3. Hoofdlijnen van deze regeling

Zeehavengebied Delfzijl-Eemshaven heeft twee kruisposten1. De eerste is op volle zee bij de aanloop van de Westereems en de tweede is op de rivier de Eems ter hoogte van het eiland Borkum. Schepen met een lengte van meer dan 155 meter (zonder PEC) worden voorzien van een loods bij kruispost Westereems. Omdat dit op volle zee is, komt het veelvuldig voor dat omstandigheden als golven en deining het veilig overstappen van een loods onmogelijk maken. Als de loods bij vertrek uit de Eemshaven niet kan overstappen op een loodstender, moet hij of zij meevaren tot Noorwegen en met een lijnvlucht terug naar Nederland reizen. Ook kan er gekozen worden voor de huur van een helikopter om de loods van of aan boord te krijgen. Dit brengt niet alleen zeer hoge kosten met zich mee, maar ook extra risico’s voor de loods omdat slechte golfcondities vaak gepaard gaan met hoge windkracht. Eveneens is het gebruik van een helikopter vanuit het oogpunt van duurzaamheid ongewenst. Indien een loods mee moet varen naar Noorwegen – en daardoor meerdere dagen niet beschikbaar is voor de advisering van zeeschepen – heeft dit grote impact op de bezetting en op de dienstverlening van het Loodswezen, zeker nu er vanwege de komst van LNG-tankers steeds meer inzet nodig is van loodsen in de noordelijke havens. Deze LNG-tankers varen namelijk onder advisering van twee loodsen. De tweede kruispost bij Borkum ligt in vergelijking met de kruispost op de Westereems veel meer beschut, waardoor beloodsing op reguliere wijze op dit punt vaak nog wel mogelijk is.

Met deze wijziging worden kapiteins van een roro-schip met een lengte over alles van meer dan 170 meter, een breedte tot en met 40 meter en een diepgang tot en met 8 meter dat met een vaste veerverbinding vaart, waarbij door het betreffende zeeschip ten minste een maal per week een vaste aanmeerplek in het zeehavengebied wordt aangedaan, vrijgesteld van de loodsplicht als zij over een PEC C beschikken.
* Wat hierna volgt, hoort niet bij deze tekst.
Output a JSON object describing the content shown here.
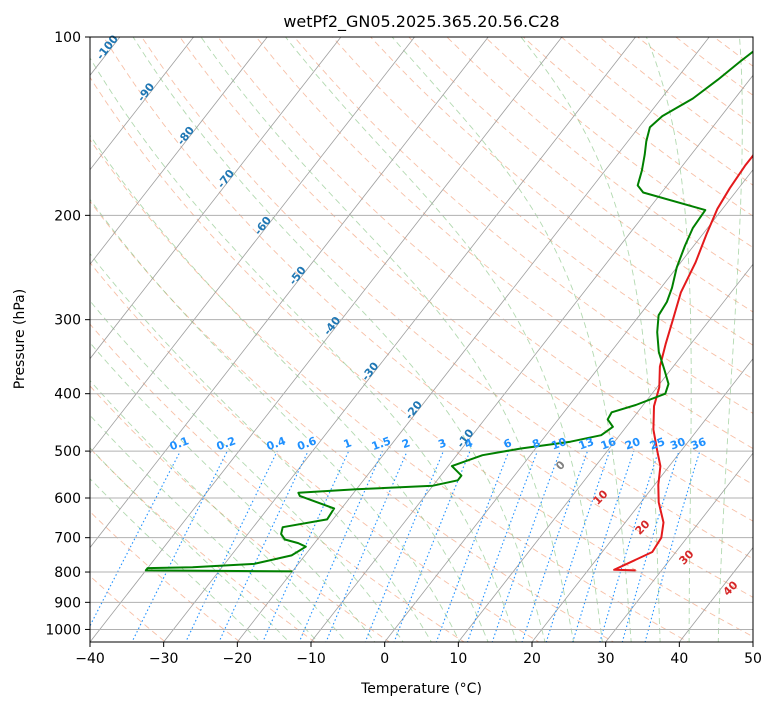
{
  "chart_data": {
    "type": "line",
    "title": "wetPf2_GN05.2025.365.20.56.C28",
    "xlabel": "Temperature (°C)",
    "ylabel": "Pressure (hPa)",
    "xlim": [
      -40,
      50
    ],
    "ylim": [
      1050,
      100
    ],
    "yscale": "log",
    "grid": true,
    "x_ticks": [
      -40,
      -30,
      -20,
      -10,
      0,
      10,
      20,
      30,
      40,
      50
    ],
    "y_ticks": [
      100,
      200,
      300,
      400,
      500,
      600,
      700,
      800,
      900,
      1000
    ],
    "series": [
      {
        "color": "#e41a1c",
        "points": [
          [
            26.5,
            795
          ],
          [
            23.5,
            793
          ],
          [
            26.8,
            740
          ],
          [
            26.5,
            700
          ],
          [
            25.2,
            660
          ],
          [
            22.4,
            610
          ],
          [
            20.5,
            570
          ],
          [
            18.8,
            530
          ],
          [
            16.8,
            500
          ],
          [
            14.0,
            460
          ],
          [
            11.6,
            420
          ],
          [
            10.3,
            390
          ],
          [
            8.2,
            360
          ],
          [
            6.6,
            330
          ],
          [
            5.0,
            300
          ],
          [
            3.2,
            270
          ],
          [
            2.0,
            240
          ],
          [
            0.5,
            215
          ],
          [
            -0.7,
            195
          ],
          [
            -1.2,
            180
          ],
          [
            -1.5,
            165
          ],
          [
            -1.5,
            155
          ],
          [
            -1.2,
            145
          ],
          [
            -0.5,
            135
          ],
          [
            0.3,
            125
          ],
          [
            1.0,
            115
          ],
          [
            1.9,
            108
          ],
          [
            3.2,
            100
          ]
        ]
      },
      {
        "color": "#008000",
        "points": [
          [
            -20.0,
            798
          ],
          [
            -40.0,
            795
          ],
          [
            -40.0,
            788
          ],
          [
            -34.0,
            785
          ],
          [
            -26.0,
            775
          ],
          [
            -21.8,
            750
          ],
          [
            -20.8,
            725
          ],
          [
            -22.2,
            715
          ],
          [
            -24.4,
            705
          ],
          [
            -25.5,
            690
          ],
          [
            -26.0,
            672
          ],
          [
            -20.8,
            652
          ],
          [
            -21.0,
            625
          ],
          [
            -27.0,
            595
          ],
          [
            -27.5,
            588
          ],
          [
            -20.0,
            580
          ],
          [
            -10.0,
            572
          ],
          [
            -7.2,
            560
          ],
          [
            -7.2,
            550
          ],
          [
            -9.5,
            530
          ],
          [
            -6.5,
            508
          ],
          [
            -2.0,
            495
          ],
          [
            4.0,
            482
          ],
          [
            7.5,
            470
          ],
          [
            8.2,
            455
          ],
          [
            6.7,
            442
          ],
          [
            6.5,
            430
          ],
          [
            9.0,
            418
          ],
          [
            11.8,
            400
          ],
          [
            11.2,
            385
          ],
          [
            9.2,
            365
          ],
          [
            6.5,
            340
          ],
          [
            4.2,
            315
          ],
          [
            2.6,
            295
          ],
          [
            2.3,
            280
          ],
          [
            1.5,
            265
          ],
          [
            0.0,
            245
          ],
          [
            -1.2,
            225
          ],
          [
            -2.0,
            210
          ],
          [
            -2.2,
            196
          ],
          [
            -12.5,
            183
          ],
          [
            -14.0,
            178
          ],
          [
            -15.0,
            168
          ],
          [
            -16.3,
            158
          ],
          [
            -17.5,
            150
          ],
          [
            -18.5,
            142
          ],
          [
            -18.0,
            136
          ],
          [
            -15.7,
            127
          ],
          [
            -14.3,
            118
          ],
          [
            -13.2,
            110
          ],
          [
            -12.0,
            103
          ],
          [
            -11.5,
            100
          ]
        ]
      }
    ],
    "isotherm_labels": [
      "-100",
      "-90",
      "-80",
      "-70",
      "-60",
      "-50",
      "-40",
      "-30",
      "-20",
      "-10"
    ],
    "mixing_ratio_labels": [
      "0.1",
      "0.2",
      "0.4",
      "0.6",
      "1",
      "1.5",
      "2",
      "3",
      "4",
      "6",
      "8",
      "10",
      "13",
      "16",
      "20",
      "25",
      "30",
      "36"
    ],
    "red_labels": [
      "0",
      "10",
      "20",
      "30",
      "40"
    ]
  }
}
Deze wijziging betreft enkel het traject Borkum-Westereems. Overigens is er ook in andere havens meer ruimte voor een PEC als het om een roro-schip gaat met een vaste veerverbinding. Zie bijvoorbeeld artikel 34, tweede lid, onder c, Lpr 2021 voor de trajecten in de Rotterdamse haven. Om een PEC C te behalen, moet een kapitein een opleiding volgen die verzorgd wordt door de Nederlandse loodsencorporatie. De modules van deze opleiding zien zowel op theorie als praktijk. De theorie gaat over de nautische omstandigheden op het betreffende traject en over de lokale communicatieverplichtingen en -praktijken. Het praktijkdeel bestaat uit een aantal instructiereizen met een registerloods. Met deze opleiding, die specifiek ziet op dit vaartraject en de frequentie-eis van 12 calls die een kapitein elk jaar moet varen om zijn PEC C te behouden, is voldoende geborgd dat de betreffende kapiteins over voldoende kennis, kunde en ervaring beschikken om dit vaartraject zonder loods te kunnen varen.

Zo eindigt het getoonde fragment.